Selama bersekolah, Janatin merupakan anak yang tidak terlalu menonjol dalam bidang akademik, namun sangat menonjol ketika mengikuti pelajaran yang membutuhkan ketangkasan fisik. Selepas sekolah, ia tidak lupa menghabisakan waktu untuk bermain dengan teman-temannya, salah satu kegemarannya adalah bermain sepak bola dan bulutangkis. Ia juga tidak lupa membantu pekerjaan ayahnya, seperti mencarikan rumput untuk makanan ternak, dan sesekali membantu di sawah.
Semasa Janatin menjalani tahap akhir pendidikan di SMP Budi Mulya, ia mendengar tentang memanasnya hubungan Republik Indonesia dengan Kerajaan Belanda mengenai masa depan Irian Barat. Puncaknya pada tanggal 19 Desember 1961 Presiden RI Soekarno mengumandangkan Tri Komando Rakyat (Trikora) di alun-alun kota Yogyakarta, sebagai bentuk konfrontasi total dengan Belanda guna memperjuangkan kembalinya Irian Barat. Sejalan dengan kampanye pembebasan Irian Barat tersebut, dilakuan mobilisasi besar-besaran untuk merekrut anggota milieter dan sukarelawan. Pemuda Janatin terpanggil untuk mendaftarkan dirinya sebagai calon Tamtama KKO-AL.

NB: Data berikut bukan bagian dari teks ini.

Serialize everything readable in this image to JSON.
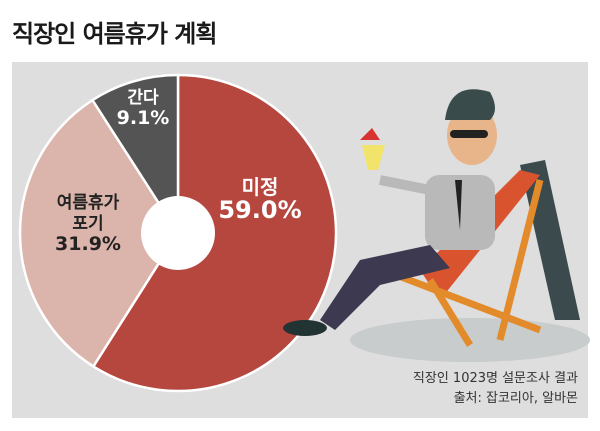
{
  "title": "직장인 여름휴가 계획",
  "chart_data": {
    "type": "pie",
    "donut": true,
    "start": "top",
    "direction": "clockwise",
    "slices": [
      {
        "label": [
          "미정"
        ],
        "value": 59.0,
        "value_label": "59.0%",
        "color": "#b5473f",
        "text_color": "#ffffff"
      },
      {
        "label": [
          "여름휴가",
          "포기"
        ],
        "value": 31.9,
        "value_label": "31.9%",
        "color": "#dbb4ab",
        "text_color": "#222222"
      },
      {
        "label": [
          "간다"
        ],
        "value": 9.1,
        "value_label": "9.1%",
        "color": "#545454",
        "text_color": "#ffffff"
      }
    ]
  },
  "notes": {
    "survey": "직장인 1023명 설문조사 결과",
    "source": "출처: 잡코리아, 알바몬"
  }
}
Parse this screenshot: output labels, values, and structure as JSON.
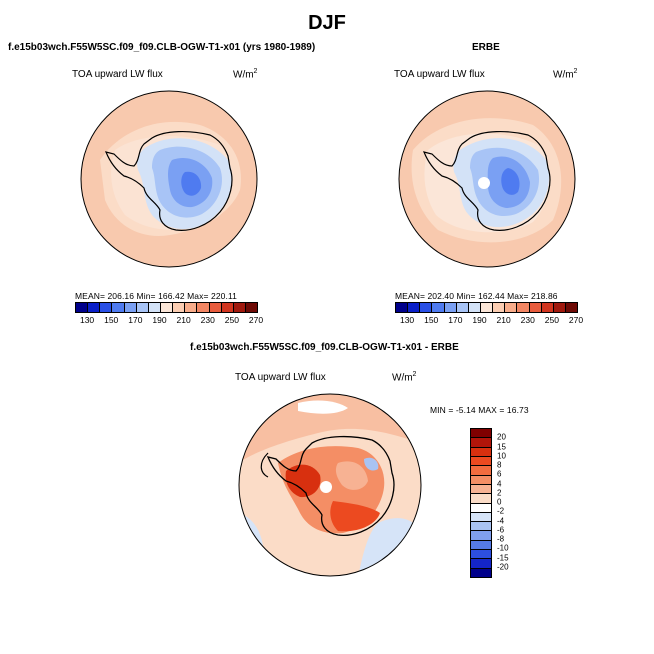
{
  "page": {
    "title": "DJF"
  },
  "panels": {
    "model": {
      "case": "f.e15b03wch.F55W5SC.f09_f09.CLB-OGW-T1-x01 (yrs 1980-1989)",
      "variable": "TOA upward LW flux",
      "units": "W/m",
      "units_sup": "2",
      "stats": "MEAN= 206.16   Min= 166.42   Max= 220.11"
    },
    "obs": {
      "case": "ERBE",
      "variable": "TOA upward LW flux",
      "units": "W/m",
      "units_sup": "2",
      "stats": "MEAN= 202.40   Min= 162.44   Max= 218.86"
    },
    "diff": {
      "case": "f.e15b03wch.F55W5SC.f09_f09.CLB-OGW-T1-x01 - ERBE",
      "variable": "TOA upward LW flux",
      "units": "W/m",
      "units_sup": "2",
      "stats": "MIN =  -5.14  MAX =  16.73"
    }
  },
  "colorbars": {
    "field": {
      "tick_labels": [
        "130",
        "150",
        "170",
        "190",
        "210",
        "230",
        "250",
        "270"
      ],
      "colors": [
        "#00008b",
        "#0a1fc8",
        "#2a50e6",
        "#4f7bf0",
        "#7aa0f3",
        "#a8c4f6",
        "#d3e2f7",
        "#fbe6d8",
        "#fbcdb2",
        "#f8ac8a",
        "#f28663",
        "#e85c3d",
        "#d1351f",
        "#a0190e",
        "#6e0a05"
      ]
    },
    "diff": {
      "tick_labels": [
        "20",
        "15",
        "10",
        "8",
        "6",
        "4",
        "2",
        "0",
        "-2",
        "-4",
        "-6",
        "-8",
        "-10",
        "-15",
        "-20"
      ],
      "colors": [
        "#7f0000",
        "#b1150a",
        "#d8300f",
        "#ec4a20",
        "#f26c3f",
        "#f48e65",
        "#f7b293",
        "#fbdcc7",
        "#ffffff",
        "#d6e4f8",
        "#a9c3f2",
        "#7f9fee",
        "#557ae6",
        "#2d4fe0",
        "#1425c8",
        "#00008b"
      ]
    }
  }
}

Meskipun ada sedikit penolakan dari orang tuanya, Janatin yang terpanggil untuk membela harkat dan martabat bangsanya nekat mendaftarkan dirinya ke Sekolah Calon Tamtama KKO-AL (secatmoko) di Malang pada tahun 1962. Dengan tahapan seleksi ia berhasil lulus. Berbagai latihan fisik dan mental dilalui oleh Janatin, hingga dinyatakan lulus pendidikan tanggal 1 Juni 1962, Janatin mendapatkan pangkat Prajurit III KKO. Niat Janatin untuk mengusir Belanda dari Irian Barat urung terlaksana, karena tercapai kesepakatan damai antara Indonesia dengan Belanda pasca persetujuan New York tanggal 15 Agustus 1962. Persetujuan New York mengakhir perseteruan Indonesia-Belanda dan Irian Barat dinyatakan kembali ke Pangkuan NKRI melalui perantara Perserikatan Bangsa-Bangsa (PBB). Tugas pertama Janatin yaitu mengikuti Operasi Sadar di Irian Barat untuk memastikan penyerahan kekuasaan berjalan lancer.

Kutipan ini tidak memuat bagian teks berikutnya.